Less than a year before his 2018 death, that same attorney said in November 2017 that sometimes the prime minister “feels he is being chased by something he can’t define, sometimes he calls me in the role of a quasi-psychiatrist. I know how to calm both of them, but five days later, it could pop up again,” Weinroth told the investigative TV program “Uvda.”

Will these comments suffice to clear Olmert? Hard to know. Free speech, including free defamatory speech, are basic rights enshrined in Israel’s legal system and courts regularly grant it sweeping protection. Nonetheless, there are exceptions to the rule, such as the use of the term “Nazi,” which constitutes in Israel clear cause for a lawsuit. A ruling in the Olmert-Netanyahu trial could set a binding precedent regarding the use of the term “mentally ill” as being defamatory.

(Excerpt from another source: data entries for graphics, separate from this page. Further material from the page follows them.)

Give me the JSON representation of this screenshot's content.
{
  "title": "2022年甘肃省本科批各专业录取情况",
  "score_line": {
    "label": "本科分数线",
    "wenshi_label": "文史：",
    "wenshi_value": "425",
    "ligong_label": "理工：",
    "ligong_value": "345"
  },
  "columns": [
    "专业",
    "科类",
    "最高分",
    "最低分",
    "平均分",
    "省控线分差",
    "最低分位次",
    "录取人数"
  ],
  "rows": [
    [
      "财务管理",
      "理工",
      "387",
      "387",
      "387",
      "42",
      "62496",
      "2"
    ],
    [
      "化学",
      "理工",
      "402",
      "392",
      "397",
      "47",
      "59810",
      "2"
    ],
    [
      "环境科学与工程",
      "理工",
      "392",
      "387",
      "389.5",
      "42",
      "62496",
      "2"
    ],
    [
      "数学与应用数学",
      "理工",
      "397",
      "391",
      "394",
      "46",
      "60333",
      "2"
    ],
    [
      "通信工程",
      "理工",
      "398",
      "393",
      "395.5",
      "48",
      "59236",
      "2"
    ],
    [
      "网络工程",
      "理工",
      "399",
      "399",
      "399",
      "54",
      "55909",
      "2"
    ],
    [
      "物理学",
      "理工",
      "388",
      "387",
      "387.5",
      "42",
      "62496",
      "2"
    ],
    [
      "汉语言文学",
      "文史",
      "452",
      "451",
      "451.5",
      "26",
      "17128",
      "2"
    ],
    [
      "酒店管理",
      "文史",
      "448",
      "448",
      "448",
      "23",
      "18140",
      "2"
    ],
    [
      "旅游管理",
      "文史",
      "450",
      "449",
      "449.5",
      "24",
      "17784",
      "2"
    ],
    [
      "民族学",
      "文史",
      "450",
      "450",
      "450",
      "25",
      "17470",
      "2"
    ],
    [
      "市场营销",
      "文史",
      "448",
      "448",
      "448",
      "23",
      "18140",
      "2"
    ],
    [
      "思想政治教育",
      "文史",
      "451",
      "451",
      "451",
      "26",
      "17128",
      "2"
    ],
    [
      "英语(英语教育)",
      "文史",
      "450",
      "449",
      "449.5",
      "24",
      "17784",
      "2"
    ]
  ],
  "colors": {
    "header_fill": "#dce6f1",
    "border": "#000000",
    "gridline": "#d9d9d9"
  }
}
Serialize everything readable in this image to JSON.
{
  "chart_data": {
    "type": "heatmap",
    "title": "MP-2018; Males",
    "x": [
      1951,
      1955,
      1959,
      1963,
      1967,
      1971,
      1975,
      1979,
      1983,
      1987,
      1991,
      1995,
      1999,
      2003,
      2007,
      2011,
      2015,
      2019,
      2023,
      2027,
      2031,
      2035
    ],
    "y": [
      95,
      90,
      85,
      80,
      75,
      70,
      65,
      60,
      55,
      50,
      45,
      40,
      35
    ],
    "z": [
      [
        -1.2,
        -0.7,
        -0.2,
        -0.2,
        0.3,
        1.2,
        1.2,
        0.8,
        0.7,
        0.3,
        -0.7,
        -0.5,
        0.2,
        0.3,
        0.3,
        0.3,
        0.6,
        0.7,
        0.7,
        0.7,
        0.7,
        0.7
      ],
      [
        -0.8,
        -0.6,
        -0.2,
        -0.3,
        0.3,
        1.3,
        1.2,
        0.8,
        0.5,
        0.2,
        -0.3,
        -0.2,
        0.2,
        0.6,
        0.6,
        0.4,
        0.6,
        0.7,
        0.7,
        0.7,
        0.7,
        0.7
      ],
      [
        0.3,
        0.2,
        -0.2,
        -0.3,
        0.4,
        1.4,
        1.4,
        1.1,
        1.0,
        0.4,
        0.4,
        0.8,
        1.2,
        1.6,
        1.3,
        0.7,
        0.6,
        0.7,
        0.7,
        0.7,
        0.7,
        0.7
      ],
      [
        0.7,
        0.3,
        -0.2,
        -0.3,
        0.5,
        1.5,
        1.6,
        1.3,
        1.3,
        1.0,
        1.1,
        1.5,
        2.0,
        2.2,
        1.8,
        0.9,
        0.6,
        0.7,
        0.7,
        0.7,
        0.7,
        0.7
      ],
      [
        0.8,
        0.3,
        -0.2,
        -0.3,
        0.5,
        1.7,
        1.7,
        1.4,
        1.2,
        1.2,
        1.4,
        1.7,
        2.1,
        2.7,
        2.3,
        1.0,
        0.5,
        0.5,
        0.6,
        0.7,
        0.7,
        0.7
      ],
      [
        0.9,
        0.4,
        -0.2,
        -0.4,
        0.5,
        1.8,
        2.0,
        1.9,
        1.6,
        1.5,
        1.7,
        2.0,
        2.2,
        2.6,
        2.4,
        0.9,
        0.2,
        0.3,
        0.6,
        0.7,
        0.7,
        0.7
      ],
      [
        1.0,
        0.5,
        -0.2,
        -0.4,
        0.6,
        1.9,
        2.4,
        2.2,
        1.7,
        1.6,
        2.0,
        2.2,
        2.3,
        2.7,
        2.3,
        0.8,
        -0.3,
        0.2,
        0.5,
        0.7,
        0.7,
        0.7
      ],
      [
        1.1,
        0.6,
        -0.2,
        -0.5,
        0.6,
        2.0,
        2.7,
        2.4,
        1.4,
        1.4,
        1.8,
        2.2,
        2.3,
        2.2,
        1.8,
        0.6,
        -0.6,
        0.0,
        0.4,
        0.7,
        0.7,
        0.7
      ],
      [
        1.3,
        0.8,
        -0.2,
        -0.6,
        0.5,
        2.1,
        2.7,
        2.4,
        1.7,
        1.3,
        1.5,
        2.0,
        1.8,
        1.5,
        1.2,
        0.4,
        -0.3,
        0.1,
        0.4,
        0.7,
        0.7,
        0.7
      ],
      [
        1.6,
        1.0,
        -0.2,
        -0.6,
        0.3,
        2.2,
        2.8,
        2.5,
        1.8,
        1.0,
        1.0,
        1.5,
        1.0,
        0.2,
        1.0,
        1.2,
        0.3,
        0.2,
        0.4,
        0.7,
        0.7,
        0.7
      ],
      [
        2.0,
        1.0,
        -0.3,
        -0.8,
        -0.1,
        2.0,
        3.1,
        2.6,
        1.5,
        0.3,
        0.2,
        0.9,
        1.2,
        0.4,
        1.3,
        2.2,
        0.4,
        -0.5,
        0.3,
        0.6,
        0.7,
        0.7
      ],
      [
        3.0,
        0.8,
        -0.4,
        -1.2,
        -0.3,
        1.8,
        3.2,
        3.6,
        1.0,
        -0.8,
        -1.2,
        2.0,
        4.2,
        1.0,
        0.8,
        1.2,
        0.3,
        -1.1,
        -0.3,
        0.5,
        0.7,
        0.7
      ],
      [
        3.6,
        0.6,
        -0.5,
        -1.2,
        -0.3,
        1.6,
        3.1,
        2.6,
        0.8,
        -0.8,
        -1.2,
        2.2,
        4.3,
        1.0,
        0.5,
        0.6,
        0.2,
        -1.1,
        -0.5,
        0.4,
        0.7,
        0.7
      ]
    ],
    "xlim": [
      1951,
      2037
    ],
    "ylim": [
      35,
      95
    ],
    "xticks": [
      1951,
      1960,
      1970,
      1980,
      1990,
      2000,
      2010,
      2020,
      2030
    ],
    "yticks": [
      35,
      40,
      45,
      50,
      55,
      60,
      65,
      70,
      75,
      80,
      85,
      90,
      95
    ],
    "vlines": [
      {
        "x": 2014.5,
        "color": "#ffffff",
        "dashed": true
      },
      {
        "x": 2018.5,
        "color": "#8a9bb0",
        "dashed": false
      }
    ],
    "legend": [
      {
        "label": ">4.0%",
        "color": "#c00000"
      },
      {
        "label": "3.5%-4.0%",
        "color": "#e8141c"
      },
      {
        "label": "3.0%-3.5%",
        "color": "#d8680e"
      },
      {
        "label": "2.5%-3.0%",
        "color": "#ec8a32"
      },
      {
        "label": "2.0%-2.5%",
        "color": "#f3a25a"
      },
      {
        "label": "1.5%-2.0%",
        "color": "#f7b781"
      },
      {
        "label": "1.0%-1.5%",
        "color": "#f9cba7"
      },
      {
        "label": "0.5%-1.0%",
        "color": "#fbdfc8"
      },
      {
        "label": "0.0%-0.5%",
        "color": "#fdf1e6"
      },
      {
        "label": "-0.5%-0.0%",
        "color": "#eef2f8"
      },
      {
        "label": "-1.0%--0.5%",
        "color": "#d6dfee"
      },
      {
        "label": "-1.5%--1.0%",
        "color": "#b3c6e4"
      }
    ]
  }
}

The lawsuit is far more explosive than it appears given the many reports and incidents involving Sara Netanyahu more or less since her husband entered politics in the 1990s. A long series of scandals and lawsuits brought against her — a conviction on charges stemming from false billing for household goods used in the family’s private residence, recordings in which she is heard screaming at staff and reports of alleged undue influence on appointments and policy — have made Sara Netanyahu a highly controversial figure. She enjoys equal amounts of support and hatred among Israelis. The family’s lawsuit against Olmert could thus turn into a public trial about the woman who has fascinated Israelis for the past quarter century. The Netanyahus are hardly likely to enjoy such an outcome.

Olmert, too, is walking a thin line. He reportedly agreed to the following compromise language: “Everyone knows that the defendant is not a psychiatrist and his words were not a medical diagnosis. His remarks expressed an opinion, public criticism relating to the plaintiffs’ public conduct and were based on things he was told by various people, family confidants, professionals and others.” But the Netanyahus refused to go along, demanding a clause that would have allowed the court leeway to rule compensation in their favor.

Olmert refused point blank. In an interview he subsequently gave to Channel 12 News, the former prime minister claimed that the uncontrolled avarice of the Netanyahu family led them to condition the compromise on potential monetary gain, saying that to that he could not agree.

The trial will now enter its evidentiary stage and could become both the saddest and most entertaining legal saga in Israeli history. But the sides also have lots of time to come to their senses. Logic dictates that a compromise will eventually be found. The trouble is that this entire case contains many elements. Logic is not one of them.